Pallu Basa sebagai Antropologi Kuliner: Sejarah, Rasa, dan Identitas


Asap kuah panas mengepul dari panci besar, memenuhi ruang sempit sebuah warung di kawasan Kelapa Gading, Jakarta. Kursi-kursi plastik tersusun rapat, orang-orang duduk berdesakan. 

Sebagian masih mengenakan pakaian kerja, sebagian lain bersandal jepit dengan wajah lelah selepas seharian beraktivitas. Aroma rempah, lengkuas, jintan, ketumbar, bercampur dengan gurih santan dan kelapa sangrai, menggantung di udara seperti doa yang tak putus.

Pengunjungnya pun beragam. Di pojok meja, sekelompok anak muda bercakap dengan logat Betawi. Tak jauh dari situ, pasangan paruh baya keturunan Tionghoa sibuk mengaduk kuah, menambahkan perasan jeruk nipis sebelum menyuapinya perlahan.

Mereka tak terlihat asing dengan hidangan ini, seakan pallu basa telah lama menjadi bagian dari denyut kosmopolit Jakarta.

Bagi sebagian orang, semangkuk pallu basa adalah nostalgia kampung halaman, sepotong Makassar yang dibawa jauh ke ibu kota. Bagi yang lain, ia sekadar pengalaman rasa, mencoba sesuatu yang baru namun segera terasa akrab.

Dan di titik pertemuan itulah makanan bekerja, menjadi jembatan yang menyatukan, tanpa perlu bahasa lain selain rasa.

Sejarah pallu basa bukanlah kisah kemewahan. Ia lahir bukan di dapur kerajaan atau meja bangsawan, melainkan di sudut-sudut kota Makassar, dari tangan nelayan, buruh, dan pekerja kasar yang tak berhak atas potongan daging terbaik. 

Daging pernah menjadi penanda kelas. Para bangsawan menikmati bagian pilihan, has dalam yang lembut, iga yang berlemak, paha yang kokoh. Sementara rakyat jelata hanya mendapat sisa: jeroan, kaki, kulit.

Namun justru dari sisa itulah, orang-orang kecil menemukan cara bertahan. Mereka merebusnya perlahan, memberi nyawa baru lewat rempah yang akrab: lengkuas, kunyit, ketumbar, jintan. Kelapa sangrai ditaburkan, kuah pun mengental, gurih, dan harum. 

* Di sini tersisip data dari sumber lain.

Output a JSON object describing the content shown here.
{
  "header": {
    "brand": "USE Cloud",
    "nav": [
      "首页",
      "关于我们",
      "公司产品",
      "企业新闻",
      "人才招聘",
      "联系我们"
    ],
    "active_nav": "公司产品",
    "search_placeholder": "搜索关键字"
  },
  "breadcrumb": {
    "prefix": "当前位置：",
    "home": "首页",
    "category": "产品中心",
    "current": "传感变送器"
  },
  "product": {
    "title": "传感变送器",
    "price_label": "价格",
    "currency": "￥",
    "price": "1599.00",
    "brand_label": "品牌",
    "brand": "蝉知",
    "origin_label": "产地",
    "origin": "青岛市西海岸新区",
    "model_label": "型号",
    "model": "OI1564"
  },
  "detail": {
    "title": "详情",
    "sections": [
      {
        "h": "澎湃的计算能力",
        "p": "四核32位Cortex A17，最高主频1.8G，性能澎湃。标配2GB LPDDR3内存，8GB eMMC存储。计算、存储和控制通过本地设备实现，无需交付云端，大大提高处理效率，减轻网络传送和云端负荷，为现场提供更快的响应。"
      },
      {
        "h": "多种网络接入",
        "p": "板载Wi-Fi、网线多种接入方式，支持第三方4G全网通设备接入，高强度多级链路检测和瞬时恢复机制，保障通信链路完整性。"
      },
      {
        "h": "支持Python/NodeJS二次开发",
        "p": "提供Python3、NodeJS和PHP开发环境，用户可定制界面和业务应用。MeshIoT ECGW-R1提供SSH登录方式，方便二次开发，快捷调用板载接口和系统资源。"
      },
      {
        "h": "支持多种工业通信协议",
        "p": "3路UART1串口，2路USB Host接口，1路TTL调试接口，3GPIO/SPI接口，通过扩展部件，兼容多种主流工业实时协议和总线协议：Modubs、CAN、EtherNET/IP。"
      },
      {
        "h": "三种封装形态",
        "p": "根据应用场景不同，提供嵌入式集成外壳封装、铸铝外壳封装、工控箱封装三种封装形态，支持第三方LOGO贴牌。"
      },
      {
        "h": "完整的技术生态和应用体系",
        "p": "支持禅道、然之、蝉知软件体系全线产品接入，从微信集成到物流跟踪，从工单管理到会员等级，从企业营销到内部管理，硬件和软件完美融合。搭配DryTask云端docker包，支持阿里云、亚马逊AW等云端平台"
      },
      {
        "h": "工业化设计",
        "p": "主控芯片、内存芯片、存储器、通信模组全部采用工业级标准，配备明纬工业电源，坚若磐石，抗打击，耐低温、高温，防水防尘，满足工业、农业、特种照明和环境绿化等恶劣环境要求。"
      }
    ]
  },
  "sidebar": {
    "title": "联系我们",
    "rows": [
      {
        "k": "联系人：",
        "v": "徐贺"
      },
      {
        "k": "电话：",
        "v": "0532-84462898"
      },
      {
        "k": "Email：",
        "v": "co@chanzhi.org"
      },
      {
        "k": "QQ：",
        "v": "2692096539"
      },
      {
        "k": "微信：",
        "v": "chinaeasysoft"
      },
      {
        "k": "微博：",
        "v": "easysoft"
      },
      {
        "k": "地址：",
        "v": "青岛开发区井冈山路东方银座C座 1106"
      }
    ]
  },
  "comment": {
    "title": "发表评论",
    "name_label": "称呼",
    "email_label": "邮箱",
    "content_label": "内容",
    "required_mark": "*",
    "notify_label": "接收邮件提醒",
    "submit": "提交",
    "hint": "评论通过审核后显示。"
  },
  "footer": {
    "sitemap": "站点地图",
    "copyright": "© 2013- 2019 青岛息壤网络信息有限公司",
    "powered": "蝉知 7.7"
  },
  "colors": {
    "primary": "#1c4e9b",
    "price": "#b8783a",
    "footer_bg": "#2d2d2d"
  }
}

Dari keterbatasan lahir kreativitas. Dari sisa lahir identitas.

***

Antropologi kuliner mengingatkan bahwa makanan adalah arsip sejarah yang bisa dimakan. Dalam semangkuk pallu basa, ada jejak pertemuan peradaban. Cengkih dan pala datang dari Maluku, merica dan kayu manis dari barat.

Kapal-kapal VOC, pedagang Arab, India, dan Cina, semua pernah singgah di Makassar, meninggalkan jejak pada racikan dapur rakyat. Kuah pekat itu menyimpan gema pasar tua, bau garam laut, dan hiruk-pikuk pelabuhan.

Sejarawan Fadly Rahman pernah berkata: makanan tradisional adalah strategi bertahan hidup. Pallu basa adalah buktinya, sebuah catatan tentang bagaimana rakyat mengubah keterpaksaan menjadi kebanggaan.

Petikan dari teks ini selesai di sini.